This week, and in particular today, has reminded investors how emotionally punishing owning stocks can be. We preach maintaining a long-term mindset and embracing volatility in the short-term. But it is still sobering to see clients' accounts drop, even if it is just pixels on a computer screen.
There were very few places to hide today: U.S. markets, international markets, and even all-mighty Apple lost percentage points of their value. Apple has lost about $160 billion in value over the last month!
The media have presented various story lines to explain what's going on: China devaluing its currency, the Fed raising rates, Greek drama, the dropping price of oil, etc. Each of these events is important and bears on the global economic outlook. In particular, China fears are worth paying attention to because of China's influence on the current and future global economy.
Still, we want to emphasize how necessary it is to maintain perspective on current events. There are always headlines that portend danger (remember Ukraine and Ebola last summer). The biggest risk for investors is that they overreact to bad news. By focusing on bad news, an investor risks exiting the market and not participating in the longer-term rewards (see below).
The best (though understandably frustrating) explanation for the present volatility is that stock markets are doing what they often do in the short-term: fluctuate unpredictably.
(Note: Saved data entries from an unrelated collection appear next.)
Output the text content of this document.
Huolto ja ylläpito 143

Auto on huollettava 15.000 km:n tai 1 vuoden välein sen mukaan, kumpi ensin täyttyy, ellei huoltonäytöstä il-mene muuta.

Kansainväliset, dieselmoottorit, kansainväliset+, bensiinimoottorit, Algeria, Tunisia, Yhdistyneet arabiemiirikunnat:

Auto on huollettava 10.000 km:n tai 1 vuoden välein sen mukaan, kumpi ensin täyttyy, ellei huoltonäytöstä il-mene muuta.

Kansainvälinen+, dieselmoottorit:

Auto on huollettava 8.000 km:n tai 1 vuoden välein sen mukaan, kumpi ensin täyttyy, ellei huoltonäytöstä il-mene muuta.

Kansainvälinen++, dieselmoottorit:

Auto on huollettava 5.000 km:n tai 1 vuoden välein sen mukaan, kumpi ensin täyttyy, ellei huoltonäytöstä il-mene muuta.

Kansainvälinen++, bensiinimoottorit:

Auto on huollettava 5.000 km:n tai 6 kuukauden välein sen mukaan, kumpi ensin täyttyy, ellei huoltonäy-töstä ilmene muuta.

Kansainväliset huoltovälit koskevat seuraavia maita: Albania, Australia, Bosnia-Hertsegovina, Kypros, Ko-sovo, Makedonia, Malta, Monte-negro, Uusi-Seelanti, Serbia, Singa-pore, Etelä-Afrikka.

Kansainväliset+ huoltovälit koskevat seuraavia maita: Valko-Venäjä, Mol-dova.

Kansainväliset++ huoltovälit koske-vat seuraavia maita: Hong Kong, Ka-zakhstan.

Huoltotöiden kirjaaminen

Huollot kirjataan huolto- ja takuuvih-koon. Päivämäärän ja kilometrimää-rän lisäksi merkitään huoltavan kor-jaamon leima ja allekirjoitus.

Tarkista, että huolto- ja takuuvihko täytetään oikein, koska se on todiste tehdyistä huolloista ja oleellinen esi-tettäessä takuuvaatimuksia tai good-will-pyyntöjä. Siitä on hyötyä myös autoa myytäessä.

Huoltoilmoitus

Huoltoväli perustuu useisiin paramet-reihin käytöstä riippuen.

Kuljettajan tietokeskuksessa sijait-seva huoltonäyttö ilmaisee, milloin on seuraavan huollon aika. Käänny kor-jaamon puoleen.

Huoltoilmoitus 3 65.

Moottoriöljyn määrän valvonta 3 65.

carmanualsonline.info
By nature, stocks go down, often, and sometimes by a lot. And by "a lot", this week pales in comparison to what can, has, and will happen.
As advisers, our job isn't to shield clients entirely from these downturns. Trying to do so would be disingenuous and very counter-productive. Our job is to coach you through rough patches and ensure that you remain long-term investors. Like many things in life, in investing the reward is proportionate to the pain.